Bears offense vs. Panthers defense
Things do not play into the Bears favor this week at Carolina. In Week 1 against the Colts, the Bears were able to gash a defense similar to theirs, one which is susceptible against the run. It’s a defense built on speed as opposed to size and strength, something the Panthers have based their scheme on. The Colts also don’t blitz very much, something Lovie Smith acknowledged this week and expects to see from the Panthers. That puts increased pressure on both Kyle Orton and Matt Forte. Since Lovie took over as head coach, the Bears generally haven’t played well against physical football teams. If the Bears want to have any shot in this one, they have to play as physical as, if not more than, the Panthers. If we’re to expect a second straight upset on the road, we’ll likely have to see it from the passing game. Forte’s 123-yard game last week sent a message to the entire league and he’ll no longer take anybody by surprise. And now that teams know the Bears have a legitimate running game, they’re going to take that away and make Orton beat them. It’s up to Orton to prove he’s up to the task.

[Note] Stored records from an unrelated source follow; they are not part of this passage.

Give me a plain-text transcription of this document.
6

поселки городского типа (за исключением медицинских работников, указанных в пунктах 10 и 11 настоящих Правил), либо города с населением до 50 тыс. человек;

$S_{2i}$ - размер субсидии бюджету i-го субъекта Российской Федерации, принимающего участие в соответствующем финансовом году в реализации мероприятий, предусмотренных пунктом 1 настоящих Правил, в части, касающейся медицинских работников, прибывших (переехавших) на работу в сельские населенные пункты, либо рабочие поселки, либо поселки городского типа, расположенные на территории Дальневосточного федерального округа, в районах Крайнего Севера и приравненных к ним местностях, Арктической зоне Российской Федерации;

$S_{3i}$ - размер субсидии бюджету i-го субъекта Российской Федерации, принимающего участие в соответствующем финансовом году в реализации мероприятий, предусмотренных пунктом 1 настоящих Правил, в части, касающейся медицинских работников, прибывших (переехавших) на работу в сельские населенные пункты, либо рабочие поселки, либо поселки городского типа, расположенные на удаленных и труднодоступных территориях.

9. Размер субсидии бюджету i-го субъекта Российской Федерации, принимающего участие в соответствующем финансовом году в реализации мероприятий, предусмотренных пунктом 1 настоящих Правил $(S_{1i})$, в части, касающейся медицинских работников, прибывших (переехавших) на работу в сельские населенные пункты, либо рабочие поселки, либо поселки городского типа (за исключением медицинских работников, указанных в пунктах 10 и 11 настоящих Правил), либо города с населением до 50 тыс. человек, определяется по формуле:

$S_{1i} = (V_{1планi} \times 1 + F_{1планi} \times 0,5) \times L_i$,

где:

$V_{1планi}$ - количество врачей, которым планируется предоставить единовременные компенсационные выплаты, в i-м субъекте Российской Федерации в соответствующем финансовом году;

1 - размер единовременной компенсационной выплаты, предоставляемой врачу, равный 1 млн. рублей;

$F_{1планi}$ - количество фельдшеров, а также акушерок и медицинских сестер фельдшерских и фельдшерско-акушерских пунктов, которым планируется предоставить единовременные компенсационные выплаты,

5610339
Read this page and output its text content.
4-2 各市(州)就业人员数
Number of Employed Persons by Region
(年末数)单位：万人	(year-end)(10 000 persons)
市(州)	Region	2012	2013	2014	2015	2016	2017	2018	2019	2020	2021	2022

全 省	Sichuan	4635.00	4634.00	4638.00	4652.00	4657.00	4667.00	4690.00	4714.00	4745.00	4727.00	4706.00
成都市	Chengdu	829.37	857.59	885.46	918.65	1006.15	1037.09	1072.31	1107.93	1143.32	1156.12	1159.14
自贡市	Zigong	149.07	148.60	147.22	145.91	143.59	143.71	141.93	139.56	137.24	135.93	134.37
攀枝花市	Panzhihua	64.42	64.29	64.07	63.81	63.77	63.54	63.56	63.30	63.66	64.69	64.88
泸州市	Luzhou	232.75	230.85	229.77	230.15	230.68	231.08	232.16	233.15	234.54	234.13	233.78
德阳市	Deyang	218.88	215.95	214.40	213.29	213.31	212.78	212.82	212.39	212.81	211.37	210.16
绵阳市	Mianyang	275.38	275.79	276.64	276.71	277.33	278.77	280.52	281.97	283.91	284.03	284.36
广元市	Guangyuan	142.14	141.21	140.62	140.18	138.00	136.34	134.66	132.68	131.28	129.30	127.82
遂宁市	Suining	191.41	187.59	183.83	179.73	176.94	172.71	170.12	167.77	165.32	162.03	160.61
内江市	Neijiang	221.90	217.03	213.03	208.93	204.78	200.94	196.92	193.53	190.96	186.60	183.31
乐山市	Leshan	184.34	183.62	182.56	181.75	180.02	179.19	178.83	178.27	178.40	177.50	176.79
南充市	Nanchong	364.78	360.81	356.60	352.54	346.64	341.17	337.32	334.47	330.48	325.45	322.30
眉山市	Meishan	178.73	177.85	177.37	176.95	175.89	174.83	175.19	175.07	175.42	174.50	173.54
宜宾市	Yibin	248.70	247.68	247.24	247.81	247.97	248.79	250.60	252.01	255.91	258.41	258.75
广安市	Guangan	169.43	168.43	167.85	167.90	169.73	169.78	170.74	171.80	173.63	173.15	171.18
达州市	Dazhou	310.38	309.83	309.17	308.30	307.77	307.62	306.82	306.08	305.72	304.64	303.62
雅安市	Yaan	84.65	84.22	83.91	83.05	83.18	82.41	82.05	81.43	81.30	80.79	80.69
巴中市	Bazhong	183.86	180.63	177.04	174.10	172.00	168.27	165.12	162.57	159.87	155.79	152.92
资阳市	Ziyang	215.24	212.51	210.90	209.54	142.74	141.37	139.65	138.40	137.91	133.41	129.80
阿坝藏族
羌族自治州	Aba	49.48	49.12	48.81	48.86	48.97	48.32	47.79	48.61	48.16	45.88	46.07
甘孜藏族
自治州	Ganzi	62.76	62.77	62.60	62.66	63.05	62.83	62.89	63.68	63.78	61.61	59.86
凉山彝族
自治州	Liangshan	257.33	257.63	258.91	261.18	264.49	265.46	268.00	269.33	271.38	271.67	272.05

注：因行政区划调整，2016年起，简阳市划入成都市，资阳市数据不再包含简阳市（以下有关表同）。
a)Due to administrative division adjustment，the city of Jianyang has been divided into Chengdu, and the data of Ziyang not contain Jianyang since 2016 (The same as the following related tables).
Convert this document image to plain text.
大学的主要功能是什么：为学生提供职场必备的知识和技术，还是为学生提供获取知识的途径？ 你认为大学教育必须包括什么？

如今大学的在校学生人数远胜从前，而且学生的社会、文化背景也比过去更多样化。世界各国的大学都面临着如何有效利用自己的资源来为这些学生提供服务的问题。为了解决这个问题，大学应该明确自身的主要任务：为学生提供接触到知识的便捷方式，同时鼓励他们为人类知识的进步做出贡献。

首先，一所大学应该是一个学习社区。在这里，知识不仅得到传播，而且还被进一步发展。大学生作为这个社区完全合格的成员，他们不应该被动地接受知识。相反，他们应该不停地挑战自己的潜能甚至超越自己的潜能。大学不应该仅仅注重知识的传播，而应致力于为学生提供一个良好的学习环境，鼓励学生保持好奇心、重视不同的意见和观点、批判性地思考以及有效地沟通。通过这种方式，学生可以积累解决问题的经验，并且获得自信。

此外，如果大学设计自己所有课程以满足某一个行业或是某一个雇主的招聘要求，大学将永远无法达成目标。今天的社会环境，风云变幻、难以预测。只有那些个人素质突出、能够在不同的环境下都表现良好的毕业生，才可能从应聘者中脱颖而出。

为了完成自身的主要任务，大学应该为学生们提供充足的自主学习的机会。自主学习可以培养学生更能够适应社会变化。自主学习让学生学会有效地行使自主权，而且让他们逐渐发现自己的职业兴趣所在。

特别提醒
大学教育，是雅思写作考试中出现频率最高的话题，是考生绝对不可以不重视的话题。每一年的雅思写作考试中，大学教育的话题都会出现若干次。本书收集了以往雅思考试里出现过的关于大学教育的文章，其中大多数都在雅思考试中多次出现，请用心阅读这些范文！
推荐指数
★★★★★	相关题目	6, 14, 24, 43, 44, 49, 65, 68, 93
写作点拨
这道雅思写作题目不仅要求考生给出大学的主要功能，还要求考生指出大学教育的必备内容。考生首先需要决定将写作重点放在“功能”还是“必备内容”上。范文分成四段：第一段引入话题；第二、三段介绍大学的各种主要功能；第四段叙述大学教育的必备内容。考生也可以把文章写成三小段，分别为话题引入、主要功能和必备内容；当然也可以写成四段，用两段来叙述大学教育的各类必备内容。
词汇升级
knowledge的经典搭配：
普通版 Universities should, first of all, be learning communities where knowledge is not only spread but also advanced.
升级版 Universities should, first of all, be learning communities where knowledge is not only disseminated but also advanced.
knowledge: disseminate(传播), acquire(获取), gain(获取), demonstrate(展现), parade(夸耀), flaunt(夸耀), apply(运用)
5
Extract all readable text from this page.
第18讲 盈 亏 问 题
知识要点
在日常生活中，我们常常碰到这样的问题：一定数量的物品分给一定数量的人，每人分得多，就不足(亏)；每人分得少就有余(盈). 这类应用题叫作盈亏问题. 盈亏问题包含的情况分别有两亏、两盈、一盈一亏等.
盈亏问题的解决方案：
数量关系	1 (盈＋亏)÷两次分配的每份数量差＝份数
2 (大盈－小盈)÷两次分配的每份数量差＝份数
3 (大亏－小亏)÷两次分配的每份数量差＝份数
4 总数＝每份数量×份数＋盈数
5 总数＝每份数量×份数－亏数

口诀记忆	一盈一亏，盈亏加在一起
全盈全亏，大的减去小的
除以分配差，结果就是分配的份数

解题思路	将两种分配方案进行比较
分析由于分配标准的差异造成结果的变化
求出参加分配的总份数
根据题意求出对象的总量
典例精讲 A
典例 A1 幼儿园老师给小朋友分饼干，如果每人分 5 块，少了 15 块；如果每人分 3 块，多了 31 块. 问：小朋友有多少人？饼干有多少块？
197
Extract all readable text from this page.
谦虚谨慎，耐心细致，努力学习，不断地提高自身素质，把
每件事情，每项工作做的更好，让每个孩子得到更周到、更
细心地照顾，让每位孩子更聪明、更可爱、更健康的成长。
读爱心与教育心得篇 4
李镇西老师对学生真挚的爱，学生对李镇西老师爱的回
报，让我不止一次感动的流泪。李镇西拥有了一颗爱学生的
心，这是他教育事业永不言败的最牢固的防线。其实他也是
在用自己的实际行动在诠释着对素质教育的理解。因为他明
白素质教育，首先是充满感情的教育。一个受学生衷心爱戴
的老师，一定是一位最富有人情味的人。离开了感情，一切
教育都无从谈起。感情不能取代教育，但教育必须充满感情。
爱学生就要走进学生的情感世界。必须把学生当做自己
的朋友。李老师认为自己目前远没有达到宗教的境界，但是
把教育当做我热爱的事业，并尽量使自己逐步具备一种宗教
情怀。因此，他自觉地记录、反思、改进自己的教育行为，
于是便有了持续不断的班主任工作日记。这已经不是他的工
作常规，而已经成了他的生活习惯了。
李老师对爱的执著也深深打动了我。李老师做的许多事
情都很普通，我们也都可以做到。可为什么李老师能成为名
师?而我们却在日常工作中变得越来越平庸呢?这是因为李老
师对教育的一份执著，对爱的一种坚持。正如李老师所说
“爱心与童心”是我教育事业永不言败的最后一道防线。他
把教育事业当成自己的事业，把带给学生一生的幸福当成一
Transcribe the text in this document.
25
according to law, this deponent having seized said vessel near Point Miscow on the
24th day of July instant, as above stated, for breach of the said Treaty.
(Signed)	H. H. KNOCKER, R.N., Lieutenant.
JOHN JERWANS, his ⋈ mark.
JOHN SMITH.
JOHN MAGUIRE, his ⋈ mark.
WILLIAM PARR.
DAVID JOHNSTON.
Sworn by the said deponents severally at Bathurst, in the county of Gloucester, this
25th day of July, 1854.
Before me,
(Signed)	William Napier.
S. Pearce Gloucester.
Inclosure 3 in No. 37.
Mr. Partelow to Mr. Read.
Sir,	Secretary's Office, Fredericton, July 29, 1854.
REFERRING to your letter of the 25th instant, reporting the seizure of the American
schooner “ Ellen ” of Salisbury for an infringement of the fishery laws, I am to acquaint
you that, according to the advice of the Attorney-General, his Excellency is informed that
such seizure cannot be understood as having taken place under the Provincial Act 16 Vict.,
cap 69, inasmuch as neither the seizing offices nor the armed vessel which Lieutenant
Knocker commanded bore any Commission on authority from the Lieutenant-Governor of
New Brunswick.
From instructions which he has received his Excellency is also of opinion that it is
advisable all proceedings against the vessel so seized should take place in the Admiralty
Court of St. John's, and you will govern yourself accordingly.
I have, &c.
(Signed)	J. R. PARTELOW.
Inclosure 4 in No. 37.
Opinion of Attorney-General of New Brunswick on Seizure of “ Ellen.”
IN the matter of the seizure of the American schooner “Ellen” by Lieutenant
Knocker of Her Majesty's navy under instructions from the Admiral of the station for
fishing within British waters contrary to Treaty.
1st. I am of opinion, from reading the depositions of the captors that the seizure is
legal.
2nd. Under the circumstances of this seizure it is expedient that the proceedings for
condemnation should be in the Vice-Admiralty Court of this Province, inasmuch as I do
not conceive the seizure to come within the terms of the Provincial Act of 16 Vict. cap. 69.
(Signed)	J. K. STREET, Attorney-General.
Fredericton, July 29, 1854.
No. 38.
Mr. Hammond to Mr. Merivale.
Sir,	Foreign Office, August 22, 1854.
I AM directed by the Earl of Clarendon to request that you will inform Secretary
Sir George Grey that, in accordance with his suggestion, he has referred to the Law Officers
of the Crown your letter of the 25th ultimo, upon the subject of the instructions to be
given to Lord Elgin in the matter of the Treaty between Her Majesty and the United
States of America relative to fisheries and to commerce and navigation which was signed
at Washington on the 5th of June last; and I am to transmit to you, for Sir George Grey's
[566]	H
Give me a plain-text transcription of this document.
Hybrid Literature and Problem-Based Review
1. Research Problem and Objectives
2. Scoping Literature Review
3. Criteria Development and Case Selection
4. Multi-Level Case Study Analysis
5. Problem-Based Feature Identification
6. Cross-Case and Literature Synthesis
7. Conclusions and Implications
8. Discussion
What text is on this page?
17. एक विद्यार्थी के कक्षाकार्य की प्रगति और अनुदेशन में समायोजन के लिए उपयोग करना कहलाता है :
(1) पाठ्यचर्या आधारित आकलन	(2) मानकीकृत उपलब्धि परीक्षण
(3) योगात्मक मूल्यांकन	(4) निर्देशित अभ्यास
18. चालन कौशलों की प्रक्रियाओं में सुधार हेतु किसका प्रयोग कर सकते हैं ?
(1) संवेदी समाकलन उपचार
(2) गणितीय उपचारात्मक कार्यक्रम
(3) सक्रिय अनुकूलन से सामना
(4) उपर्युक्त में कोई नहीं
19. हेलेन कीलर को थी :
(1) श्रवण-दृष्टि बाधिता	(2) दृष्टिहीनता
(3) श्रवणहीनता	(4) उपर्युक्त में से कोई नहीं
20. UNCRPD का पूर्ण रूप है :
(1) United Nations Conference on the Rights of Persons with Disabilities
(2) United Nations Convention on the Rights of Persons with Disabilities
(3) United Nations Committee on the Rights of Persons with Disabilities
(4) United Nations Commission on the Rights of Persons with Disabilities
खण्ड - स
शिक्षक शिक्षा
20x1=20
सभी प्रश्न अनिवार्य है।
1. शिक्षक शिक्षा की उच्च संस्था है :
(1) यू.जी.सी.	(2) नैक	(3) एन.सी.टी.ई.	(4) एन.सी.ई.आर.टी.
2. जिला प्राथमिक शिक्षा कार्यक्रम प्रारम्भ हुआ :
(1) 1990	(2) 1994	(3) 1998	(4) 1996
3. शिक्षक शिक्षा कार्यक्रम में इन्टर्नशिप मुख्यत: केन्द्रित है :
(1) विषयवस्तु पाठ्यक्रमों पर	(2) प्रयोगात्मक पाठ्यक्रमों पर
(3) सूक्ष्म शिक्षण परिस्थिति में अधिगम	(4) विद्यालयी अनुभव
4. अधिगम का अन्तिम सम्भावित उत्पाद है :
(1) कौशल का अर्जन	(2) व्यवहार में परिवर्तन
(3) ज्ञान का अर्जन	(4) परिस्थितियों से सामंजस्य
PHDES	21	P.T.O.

Bears defense vs. Panthers offense
Panthers owner, Jerry Richardson, said this off-season, “We want to be a physical team and we want to be able to run the ball and stop the run.” Which is precisely why they focused their off-season attention on upgrading their running game via the draft. They selected running back Jonathan Stewart and tackle Jeff Otah in the first round. As I watched the Panthers at the Chargers on Replay on NFL Network, the one thing I was most impressed with was how well the Panthers ran the ball against a tough, physical defense. Huge, gaping holes were created by their offensive line and both Stewart and DeAngelo Williams took advantage. If there’s one thing I’m worried about more than any other aspect of this game, it’s the Bears ability to stop the Panthers’ running game. I have no trouble predicting a Bears win if they’re able to shut down the run. Problem is, I don’t think they will. In the passing game, the trio of Muhsin Muhammad, D.J. Hackett, and Dwayne Jarrett don’t scare me. Dante Rosario is a talented tight end who caught 7 passes — including the game-winner against the Chargers as time expired — for 96 yards and a touchdown. He’s listed as questionable on the injury report but will likely play. He’s somebody on whom the Bears need to focus their attention. If the Bears can get after Jake Delhomme like they did three years ago in their 2005 regular season matchup — in which the Bears registered 8 sacks, all by the front four — then the Bears will seriously increase their chances of winning.
I sincerely hope somebody smacked Devin Hester on the back of the helmet after his decision to run the second half kickoff out of the end zone, only to get dropped at the 3-yard line. Maybe it’ll jar some common sense into him. The Bears have to walk a fine line with him because they don’t want to stifle his playmaking ability while also telling him he needs to be smarter. I think special teams coordinator Dave Toub said it best this week when talking about how Hester waited in the end zone to try to fool the Colts. “If you’re going to hesitate, we all need to know that you’re hesitating and are going to come out. If you’re going to come out, come out, but don’t stand there and fool us too.” Nevertheless, even when he makes boneheaded plays, he has to be taken seriously and I don’t expect Hester to get much return action on kickoffs. Carolina kickoff specialist Rhys Lloyd pounded all six of his kickoffs last week into the end zone, four of which resulted in touchbacks. If ever the Bears were going to try to get Hester more involved on offense and give him a breather on special teams, this would be the time to do it. Although, he’s not going to get too tired fielding kickoffs and taking a knee. Last week, I had no problems with the Bears’ coverage units, a group that worried me in the preseason. At least, there weren’t any moments that I can remember off-hand that ended up costing the Bears. As for the Panthers, they have a solid kicker in John Kasay who booted four field goals, including a 49-yarder, in Week 1. Still, Hester’s mere presence on returns will cause the Bears to gain good field position and Robbie Gould and Brad Maynard are still among the best in the business at what they do.
I wish I could say the Bears had momentum on their side coming into this week following their upset win over the Colts. But the Panthers had just as inspiring a win over another AFC powerhouse. I’d like to say the Bears will duplicate what they did last week and run the ball effectively, taking time off the clock, keeping the opposing offense on the sideline and keeping their own defense fresh. But the Panthers are going to load the box and make Orton beat them while Carolina’s offense is going to play the role of the ball-control, time-consuming unit. Let’s face it, the Bears are underdogs this week and it’s a role in which they thrive. To beat the Panthers this week, they’ll need the same us-against-the-world attitude and collective chip on their shoulder with which they entered last week. And while I’m not saying they can’t repeat what they did last week, I am saying that the odds are stacked against them and they’ll have to play another nearly flawless game to pull off the win.